TEL AVIV – Pasukan Israel telah menangkap ratusan pekerja Palestina yang tidak berdokumen yang bekerja di Israel selama operasi besar-besaran yang telah dikecam oleh aktivis hak asasi sebagai “rasis.”
Dalam operasi yang dijuluki “Biur Chametz,” hampir 2.300 perwira dan “relawan,” dibantu oleh angkatan udara Israel, telah menyerbu puluhan lokasi di Israel sejak Sabtu pekan lalu.
Dari 569 yang ditangkap, 468 adalah buruh Palestina yang bekerja di Israel tanpa izin, 17 dituduh menyembunyikan pekerja, 24 orang diduga mengangkut dan delapan orang diduga bekerja.
“Operasi ini akan terus berlanjut selama diperlukan di berbagai bidang, sebagai bagian dari keamanan untuk mencegah insiden terjadi,” kata Micky Rosenfeld, seorang juru bicara polisi Israel.
Aktivis hak telah mengecam operasi untuk kedua tindakan keras pada pekerja tidak berdokumen.
Sebuah LSM yang didedikasikan untuk hak-hak hukum Palestina di Israel, mengatakan dalam sebuah pernyataan pada hari Selasa kemarin, “Memang, ini adalah pembersihan etnis.”

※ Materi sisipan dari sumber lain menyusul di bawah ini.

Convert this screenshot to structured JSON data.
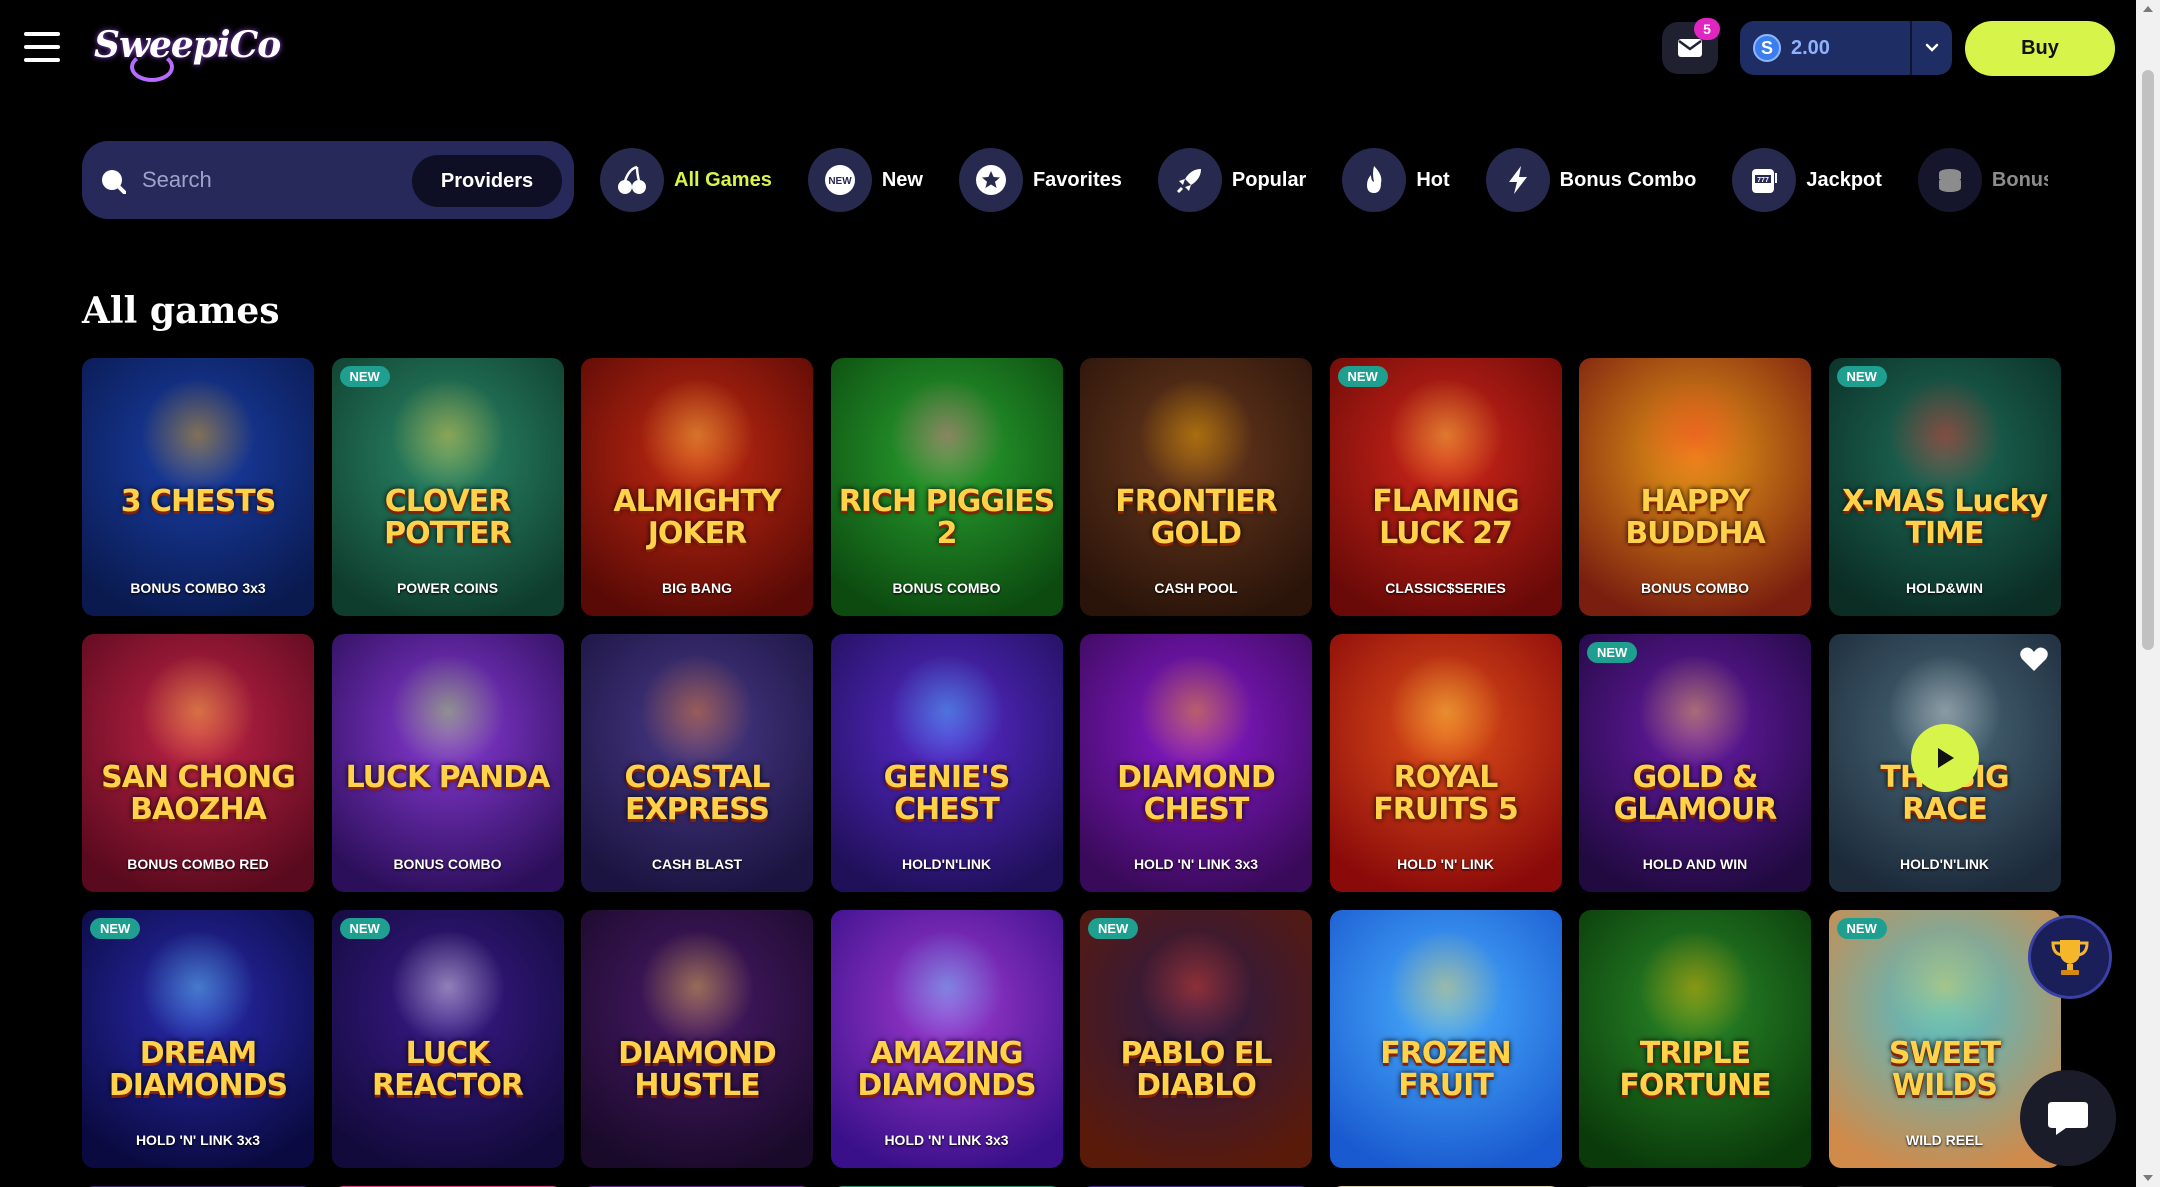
{
  "header": {
    "logo_text": "SweepiCo",
    "mail_badge": "5",
    "balance": "2.00",
    "coin_symbol": "S",
    "buy_label": "Buy"
  },
  "search": {
    "placeholder": "Search",
    "providers_label": "Providers"
  },
  "categories": [
    {
      "label": "All Games",
      "icon": "cherries-icon",
      "active": true
    },
    {
      "label": "New",
      "icon": "new-badge-icon"
    },
    {
      "label": "Favorites",
      "icon": "star-icon"
    },
    {
      "label": "Popular",
      "icon": "rocket-icon"
    },
    {
      "label": "Hot",
      "icon": "flame-icon"
    },
    {
      "label": "Bonus Combo",
      "icon": "lightning-icon"
    },
    {
      "label": "Jackpot",
      "icon": "slot-machine-icon"
    },
    {
      "label": "Bonus Buy",
      "icon": "coin-stack-icon"
    }
  ],
  "section_title": "All games",
  "new_badge_label": "NEW",
  "games": [
    {
      "name": "3 CHESTS",
      "sub": "BONUS COMBO 3x3",
      "new": false,
      "bg": [
        "#1a3fa8",
        "#0a1a4f"
      ],
      "accent": "#ffb300"
    },
    {
      "name": "CLOVER POTTER",
      "sub": "POWER COINS",
      "new": true,
      "bg": [
        "#2b8a6a",
        "#0f3d2d"
      ],
      "accent": "#ffd24a"
    },
    {
      "name": "ALMIGHTY JOKER",
      "sub": "BIG BANG",
      "new": false,
      "bg": [
        "#c42a12",
        "#5a0a06"
      ],
      "accent": "#ffd24a"
    },
    {
      "name": "RICH PIGGIES 2",
      "sub": "BONUS COMBO",
      "new": false,
      "bg": [
        "#2aa430",
        "#0c4a10"
      ],
      "accent": "#ff6fa0"
    },
    {
      "name": "FRONTIER GOLD",
      "sub": "CASH POOL",
      "new": false,
      "bg": [
        "#6b3a1e",
        "#2a140a"
      ],
      "accent": "#ffb300"
    },
    {
      "name": "FLAMING LUCK 27",
      "sub": "CLASSIC$SERIES",
      "new": true,
      "bg": [
        "#d2261a",
        "#6a0a08"
      ],
      "accent": "#ffe14a"
    },
    {
      "name": "HAPPY BUDDHA",
      "sub": "BONUS COMBO",
      "new": false,
      "bg": [
        "#e79a17",
        "#7a1e10"
      ],
      "accent": "#ff3a2a"
    },
    {
      "name": "X-MAS Lucky TIME",
      "sub": "HOLD&WIN",
      "new": true,
      "bg": [
        "#1e6e5a",
        "#0b2d24"
      ],
      "accent": "#ff2d2d"
    },
    {
      "name": "SAN CHONG BAOZHA",
      "sub": "BONUS COMBO RED",
      "new": false,
      "bg": [
        "#c22348",
        "#5a0a1e"
      ],
      "accent": "#ffd24a"
    },
    {
      "name": "LUCK PANDA",
      "sub": "BONUS COMBO",
      "new": false,
      "bg": [
        "#8a3ad8",
        "#2c0f5a"
      ],
      "accent": "#a6ff4a"
    },
    {
      "name": "COASTAL EXPRESS",
      "sub": "CASH BLAST",
      "new": false,
      "bg": [
        "#4a3a8a",
        "#1b1440"
      ],
      "accent": "#ff8a2a"
    },
    {
      "name": "GENIE'S CHEST",
      "sub": "HOLD'N'LINK",
      "new": false,
      "bg": [
        "#5a2ad0",
        "#20105a"
      ],
      "accent": "#4ad0ff"
    },
    {
      "name": "DIAMOND CHEST",
      "sub": "HOLD 'N' LINK 3x3",
      "new": false,
      "bg": [
        "#8a1ad0",
        "#3a0a5a"
      ],
      "accent": "#ffb300"
    },
    {
      "name": "ROYAL FRUITS 5",
      "sub": "HOLD 'N' LINK",
      "new": false,
      "bg": [
        "#e0501a",
        "#8a0a0a"
      ],
      "accent": "#ffe14a"
    },
    {
      "name": "GOLD & GLAMOUR",
      "sub": "HOLD AND WIN",
      "new": true,
      "bg": [
        "#6a1aa8",
        "#200a40"
      ],
      "accent": "#ffd24a"
    },
    {
      "name": "THE BIG RACE",
      "sub": "HOLD'N'LINK",
      "new": false,
      "bg": [
        "#4a6a7a",
        "#1c2a3a"
      ],
      "accent": "#e0e0e0"
    },
    {
      "name": "DREAM DIAMONDS",
      "sub": "HOLD 'N' LINK 3x3",
      "new": true,
      "bg": [
        "#2a2ab0",
        "#0a0a40"
      ],
      "accent": "#6ae0ff"
    },
    {
      "name": "LUCK REACTOR",
      "sub": "",
      "new": true,
      "bg": [
        "#3a1a8a",
        "#120a3a"
      ],
      "accent": "#ffffff"
    },
    {
      "name": "DIAMOND HUSTLE",
      "sub": "",
      "new": false,
      "bg": [
        "#4a1a6a",
        "#1a0a2a"
      ],
      "accent": "#ffd24a"
    },
    {
      "name": "AMAZING DIAMONDS",
      "sub": "HOLD 'N' LINK 3x3",
      "new": false,
      "bg": [
        "#a03ad0",
        "#3a108a"
      ],
      "accent": "#6ae0ff"
    },
    {
      "name": "PABLO EL DIABLO",
      "sub": "",
      "new": true,
      "bg": [
        "#2a1a4a",
        "#5a1a0a"
      ],
      "accent": "#ff4a2a"
    },
    {
      "name": "FROZEN FRUIT",
      "sub": "",
      "new": false,
      "bg": [
        "#4ab0ff",
        "#1a5ad0"
      ],
      "accent": "#ffd24a"
    },
    {
      "name": "TRIPLE FORTUNE",
      "sub": "",
      "new": false,
      "bg": [
        "#2a8a2a",
        "#0a3a0a"
      ],
      "accent": "#ffb300"
    },
    {
      "name": "SWEET WILDS",
      "sub": "WILD REEL",
      "new": true,
      "bg": [
        "#4ac0d0",
        "#d08a4a"
      ],
      "accent": "#ffd24a"
    }
  ],
  "partial_row_colors": [
    "#3a2a6a",
    "#e04a8a",
    "#6a2a8a",
    "#2a8a6a",
    "#4a2a8a",
    "#e0d0a0",
    "#2a2a2a",
    "#2a2a2a"
  ]
}
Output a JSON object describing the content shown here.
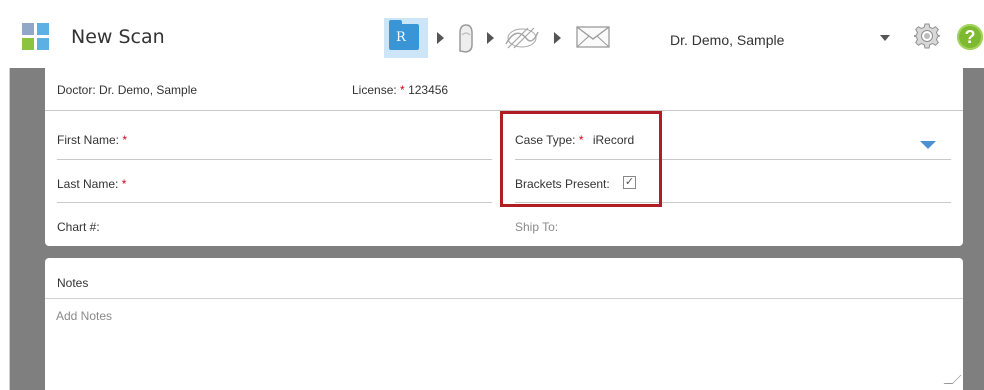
{
  "header": {
    "title": "New Scan",
    "doctor_select": "Dr. Demo, Sample",
    "steps": [
      {
        "name": "rx",
        "letter": "R",
        "active": true
      },
      {
        "name": "scan",
        "active": false
      },
      {
        "name": "view",
        "active": false
      },
      {
        "name": "send",
        "active": false
      }
    ],
    "help_symbol": "?"
  },
  "patient_card": {
    "doctor_label": "Doctor:",
    "doctor_value": "Dr. Demo, Sample",
    "license_label": "License:",
    "license_value": "123456",
    "required_marker": "*",
    "first_name_label": "First Name:",
    "last_name_label": "Last Name:",
    "chart_label": "Chart #:",
    "case_type_label": "Case Type:",
    "case_type_value": "iRecord",
    "brackets_label": "Brackets Present:",
    "brackets_checked": true,
    "check_mark": "✓",
    "ship_to_label": "Ship To:"
  },
  "notes_card": {
    "title": "Notes",
    "placeholder": "Add Notes"
  },
  "colors": {
    "accent_blue": "#3a95d6",
    "required_red": "#d0021b",
    "highlight_red": "#b01e24",
    "help_green": "#7dba2f",
    "backdrop_gray": "#7f7f7f"
  },
  "icons": [
    "app-logo-icon",
    "rx-folder-icon",
    "scan-hand-icon",
    "view-icon",
    "send-mail-icon",
    "chevron-down-icon",
    "gear-icon",
    "help-icon"
  ]
}
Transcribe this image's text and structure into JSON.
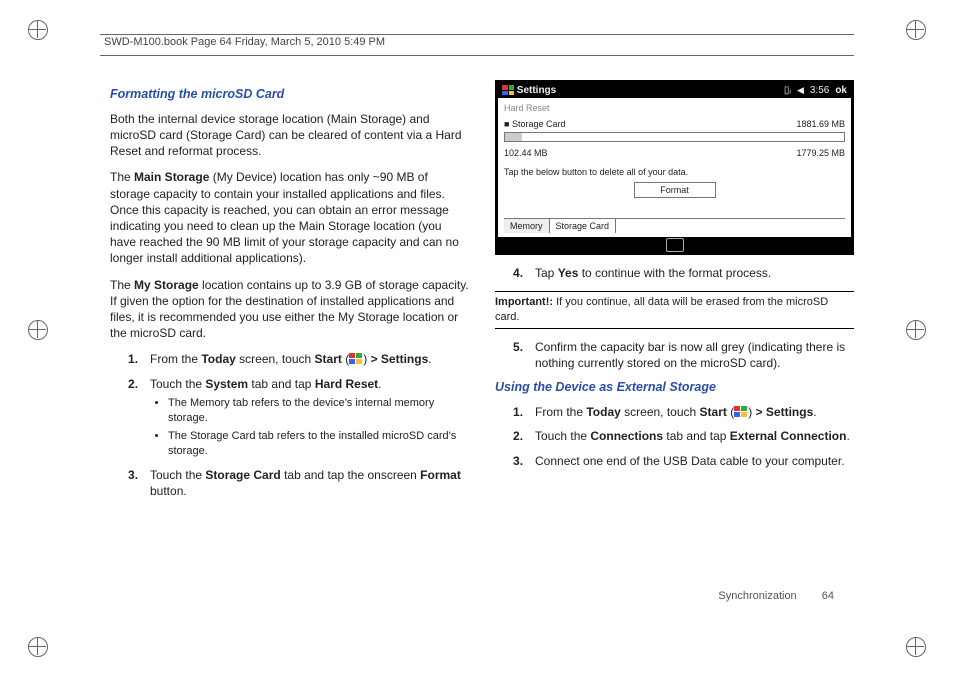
{
  "header": "SWD-M100.book  Page 64  Friday, March 5, 2010  5:49 PM",
  "sectionA": {
    "title": "Formatting the microSD Card",
    "p1": "Both the internal device storage location (Main Storage) and microSD card (Storage Card) can be cleared of content via a Hard Reset and reformat process.",
    "p2a": "The ",
    "p2b": "Main Storage",
    "p2c": " (My Device) location has only ~90 MB of storage capacity to contain your installed applications and files. Once this capacity is reached, you can obtain an error message indicating you need to clean up the Main Storage location (you have reached the 90 MB limit of your storage capacity and can no longer install additional applications).",
    "p3a": "The ",
    "p3b": "My Storage",
    "p3c": " location contains up to 3.9 GB of storage capacity. If given the option for the destination of installed applications and files, it is recommended you use either the My Storage location or the microSD card.",
    "step1a": "From the ",
    "step1b": "Today",
    "step1c": " screen, touch ",
    "step1d": "Start",
    "step1e": " (",
    "step1f": ") ",
    "step1g": "> Settings",
    "step1h": ".",
    "step2a": "Touch the ",
    "step2b": "System",
    "step2c": " tab and tap ",
    "step2d": "Hard Reset",
    "step2e": ".",
    "bullet1": "The Memory tab refers to the device's internal memory storage.",
    "bullet2": "The Storage Card tab refers to the installed microSD card's storage.",
    "step3a": "Touch the ",
    "step3b": "Storage Card",
    "step3c": " tab and tap the onscreen ",
    "step3d": "Format",
    "step3e": " button."
  },
  "screenshot": {
    "title": "Settings",
    "time": "3:56",
    "ok": "ok",
    "hard_reset": "Hard Reset",
    "row1_label": "Storage Card",
    "row1_val": "1881.69 MB",
    "row2_left": "102.44 MB",
    "row2_right": "1779.25 MB",
    "msg": "Tap the below button to delete all of your data.",
    "format_btn": "Format",
    "tab1": "Memory",
    "tab2": "Storage Card"
  },
  "right": {
    "step4a": "Tap ",
    "step4b": "Yes",
    "step4c": " to continue with the format process.",
    "important_label": "Important!:",
    "important_text": " If you continue, all data will be erased from the microSD card.",
    "step5": "Confirm the capacity bar is now all grey (indicating there is nothing currently stored on the microSD card)."
  },
  "sectionB": {
    "title": "Using the Device as External Storage",
    "step1a": "From the ",
    "step1b": "Today",
    "step1c": " screen, touch ",
    "step1d": "Start",
    "step1e": " (",
    "step1f": ") ",
    "step1g": "> Settings",
    "step1h": ".",
    "step2a": "Touch the ",
    "step2b": "Connections",
    "step2c": " tab and tap ",
    "step2d": "External Connection",
    "step2e": ".",
    "step3": "Connect one end of the USB Data cable to your computer."
  },
  "footer": {
    "section": "Synchronization",
    "page": "64"
  }
}
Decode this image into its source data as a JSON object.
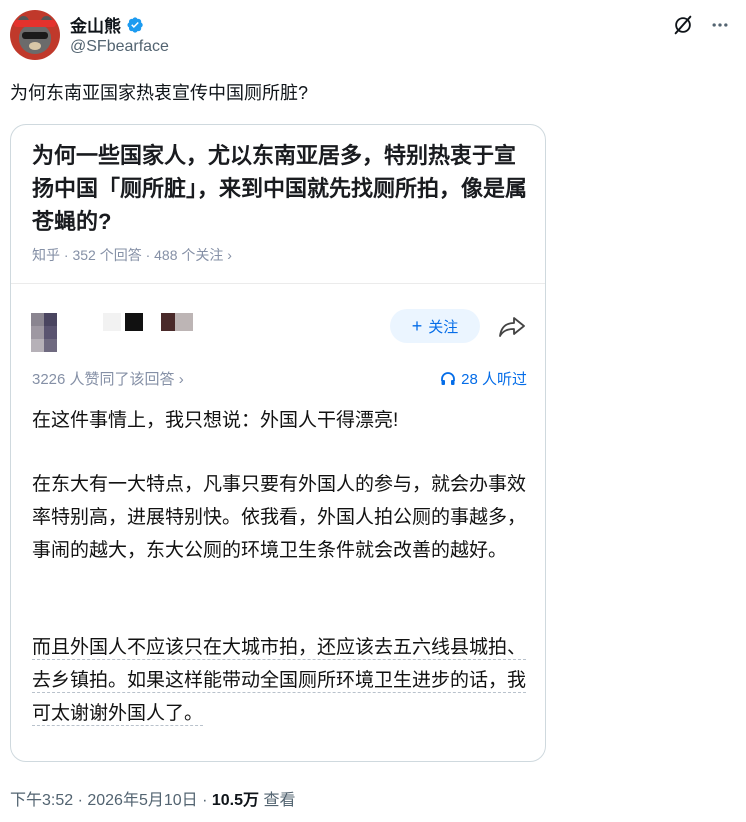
{
  "author": {
    "display_name": "金山熊",
    "handle": "@SFbearface",
    "avatar_icon": "bear-avatar-icon",
    "verified_color": "#1d9bf0"
  },
  "top_actions": {
    "grok_icon": "grok-icon",
    "more_icon": "more-icon"
  },
  "tweet": {
    "text": "为何东南亚国家热衷宣传中国厕所脏?"
  },
  "card": {
    "question_title": "为何一些国家人，尤以东南亚居多，特别热衷于宣扬中国「厕所脏」，来到中国就先找厕所拍，像是属苍蝇的?",
    "meta": "知乎 · 352 个回答 · 488 个关注 ›",
    "follow_label": "关注",
    "likes_text": "3226 人赞同了该回答 ›",
    "listen_text": "28 人听过",
    "paragraphs": [
      "在这件事情上，我只想说：外国人干得漂亮!",
      "在东大有一大特点，凡事只要有外国人的参与，就会办事效率特别高，进展特别快。依我看，外国人拍公厕的事越多，事闹的越大，东大公厕的环境卫生条件就会改善的越好。",
      "而且外国人不应该只在大城市拍，还应该去五六线县城拍、去乡镇拍。如果这样能带动全国厕所环境卫生进步的话，我可太谢谢外国人了。"
    ],
    "accent_color": "#056de8"
  },
  "footer": {
    "time": "下午3:52 · 2026年5月10日 · ",
    "views": "10.5万",
    "views_label": " 查看"
  }
}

“Orang-orang Palestina ini tidak memiliki niat untuk menyakiti siapa pun namun polisi memperlakukan mereka seperti penjahat yang harus ditangkap, bukan karena kesalahan mereka sendiri,” kata Sejati.
Pasukan Israel biasanya mengintensifkan tindakan keras terhadap warga Palestina sebelum dan selama hari libur Yahudi, termasuk penangkapan besar-besaran dan penutupan penyeberangan ke wilayah-wilayah pendudukan.
Pada Kamis, sehari sebelum Paskah Yahudi, pasukan Israel akan menutup penyeberangan dari Tepi Barat dan Jalur Gaza selama delapan hari, kantor berita Palestina Wafa melaporkan.
Menurut Koordinator Pemerintahan Pemerintah Israel di Wilayah (COGAT), 70.000 pekerja Palestina dengan izin menyeberang setiap hari ke Israel pada tahun 2017.
Polisi Israel secara teratur melakukan penggerebekan dengan menargetkan pekerja yang tidak berdokumen, serta warga Israel yang dicurigai mempekerjakan mereka dan merumahkan mereka.
Pada bulan Juli 2017, pasukan Israel menahan 98 orang Palestina selama operasi serupa terhadap pekerja yang tidak berdokumen.